Road actStreet theatre, an art form with great merits in this country, faces the risk of disappearance
“A play cannot be restricted by the boundaries of the stage. Each theatrical presentation creates its own time and space.”
These words hanging on the walls of Sarwanam Theatre in Kathmandu define the birth of street theatre in Nepal. Lack of sufficient and convenient spaces to perform consistently made the artists tell their stories in open spaces. Although institutions like the Nepal Academy, City Hall and Naach Ghar were equipped with large auditoriums and moderate facilities, the rents were too high for independent or budding theatre performers. On the other hand, shows held in these halls were also priced expensively, targeting affluent city dwellers exclusively. So, Malla’s long grown desire to stage plays on open dabalis, backed up by the ambition to bring theatre closer to the audience, led to the rise of modern street theatre.
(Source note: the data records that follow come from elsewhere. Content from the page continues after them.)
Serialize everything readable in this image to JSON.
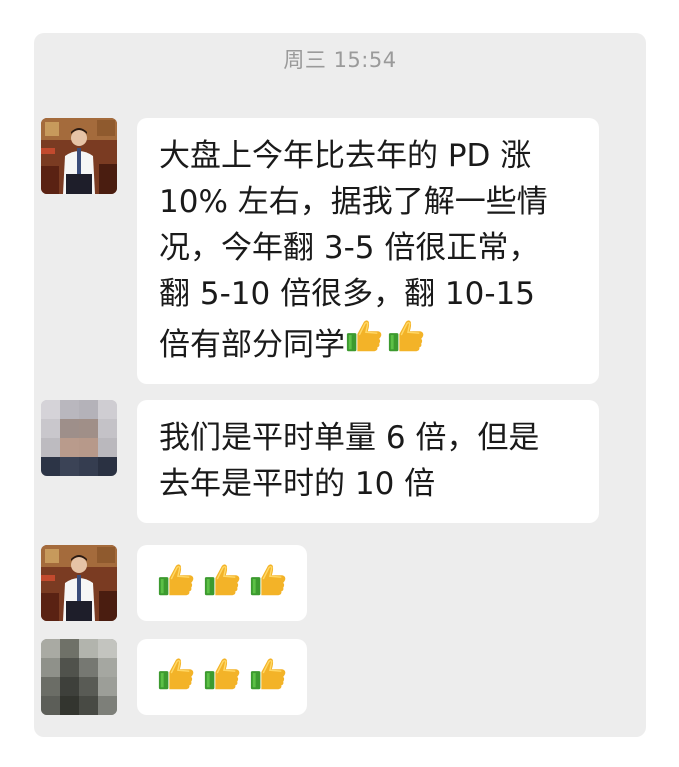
{
  "chat": {
    "timestamp": "周三 15:54",
    "messages": [
      {
        "sender": "male-suit-avatar",
        "text": "大盘上今年比去年的 PD 涨\n10% 左右，据我了解一些情\n况，今年翻 3-5 倍很正常，\n翻 5-10 倍很多，翻 10-15\n倍有部分同学",
        "emojis": [
          "thumbs-up-emoji",
          "thumbs-up-emoji"
        ]
      },
      {
        "sender": "blurred-avatar",
        "text": "我们是平时单量 6 倍，但是\n去年是平时的 10 倍",
        "emojis": []
      },
      {
        "sender": "male-suit-avatar",
        "text": "",
        "emojis": [
          "thumbs-up-emoji",
          "thumbs-up-emoji",
          "thumbs-up-emoji"
        ]
      },
      {
        "sender": "blurred-avatar-2",
        "text": "",
        "emojis": [
          "thumbs-up-emoji",
          "thumbs-up-emoji",
          "thumbs-up-emoji"
        ]
      }
    ]
  },
  "colors": {
    "background": "#ededed",
    "bubble": "#ffffff",
    "timestamp": "#9a9a9a",
    "text": "#1a1a1a"
  }
}
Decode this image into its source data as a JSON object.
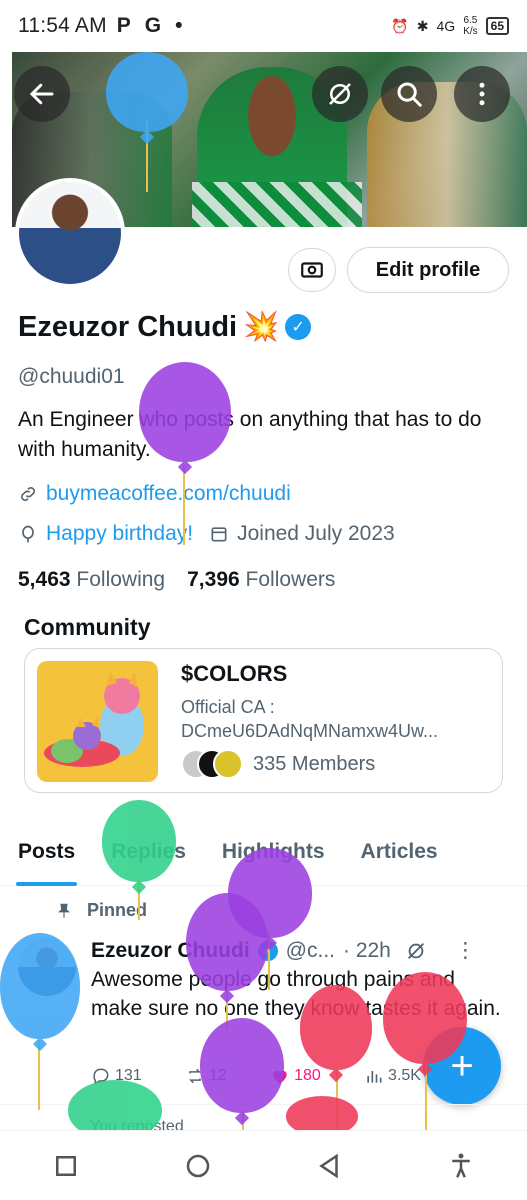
{
  "status_bar": {
    "time": "11:54 AM",
    "indicators": [
      "P",
      "G",
      "•"
    ],
    "network": "4G",
    "speed_top": "6.5",
    "speed_bottom": "K/s",
    "battery": "65"
  },
  "banner": {
    "icons": [
      "back-arrow-icon",
      "grok-icon",
      "search-icon",
      "more-icon"
    ]
  },
  "profile": {
    "edit_label": "Edit profile",
    "name": "Ezeuzor Chuudi",
    "emoji": "💥",
    "handle": "@chuudi01",
    "bio": "An Engineer who posts on anything that has to do with humanity.",
    "link": "buymeacoffee.com/chuudi",
    "birthday": "Happy birthday!",
    "joined": "Joined July 2023",
    "following_count": "5,463",
    "following_label": "Following",
    "followers_count": "7,396",
    "followers_label": "Followers"
  },
  "community": {
    "title": "Community",
    "name": "$COLORS",
    "desc_line1": "Official CA :",
    "desc_line2": "DCmeU6DAdNqMNamxw4Uw...",
    "members": "335 Members"
  },
  "tabs": [
    "Posts",
    "Replies",
    "Highlights",
    "Articles"
  ],
  "post": {
    "pinned_label": "Pinned",
    "author": "Ezeuzor Chuudi",
    "handle": "@c...",
    "time": "· 22h",
    "text": "Awesome people go through pains and make sure no one they know tastes it again.",
    "replies": "131",
    "reposts": "12",
    "likes": "180",
    "views": "3.5K"
  },
  "next_post_hint": "You reposted",
  "colors": {
    "accent": "#1d9bf0",
    "like": "#f91880"
  }
}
Hami Basanta Khojirahechhhau (‘In search of spring’), the first modern street play performed in Nepal, was able to get people’s appreciation for a new craft. As a matter of fact, the wait for the season, spring, was so subtly presented as the search for freedom that the censoring authorities of the Panchayat rule did not get a clue about its underlying meaning.
At that time, street theatre was not entirely new to South Asian communities. Nookad Nataks (Alley dramas) in India were gaining popularity. Inclined towards promoting political changes, these plays were generally motivated by communist philosophies and agendas. In Nepal too, street dramas were oriented towards raising voices against the political injustice of the Panchayat system, but, compared with the Nookad Nataks, there were differences in presentation and aesthetics. Later, several other theatre groups started to get involved in street dramas for different purposes across the country.
Simple, flexible, and powerful
The monumental achievement of street theatre in Nepal throughout these 32 years comprises facets like frugality, effectiveness and a range of influence. Rooted in the principle of simplicity in designing plays because of the performers’ constrained budgets, street theatres were far more economical compared to hall-based plays. Likewise, due to the absence of heavy stage settings and props, street theatre was getting flexible and mobile by nature. The extended autonomy to adjust scripts to the target audience’s language, culture and social context, also allowed the artists
to deliver customised performances. Furthermore, the effectiveness of street plays can be seen through its range of influence. Provocative political and social messages sugar-coated with an artistic flavour were received by thousands of people at once, making street drama one of the most powerful tools of communication.
Having to face large audiences in broad daylight stirred a peculiar feeling in the
artists, as well. To perform in such a lively and interactive atmosphere was equally
challenging and exciting. In fact, street theatres have helped many artists in developing their skills, mainly through improved presence of mind and concentration.
The exponentially growing popularity of street theatre later induced transformed forms of theatre like kachari natak (forum theatre), environmental theatre and ad-plays. All in all, street theatre subliminally yet significantly contributed to the socio-political and cultural change in the country.
The development of street theatre in Nepal has seen its peaks and troughs. Periodically, some have been critical, raising questions on its objective. Some of them have tagged street drama as a mere developmental play (bikase natak), ‘farming dollars’, while others have sternly criticised it for an absence of aesthetics. Non-governmental organisations’ and other social institutions’ direct or indirect involvement in street theatres has drawn both positive and negative remarks from stakeholders. The lack of transparency in fund allocation and management has frequently put theatre groups under scrutiny, often exposing their dependency on donors and foreign aids. Additionally, the progress of cyber entertainment and communication has widely overshadowed the essence of street theatre.
Even the interest of the pioneers and of those who had been actively performing in street dramas in the past has significantly dropped. Under these circumstances, the sustainability and even the survival of street theatre are increasingly in a vulnerable state. All theatre aficionados need to quickly apprehend that appreciating the contributions of street theatre just as well as that of the commercial theatre will help save this form of art from extinction.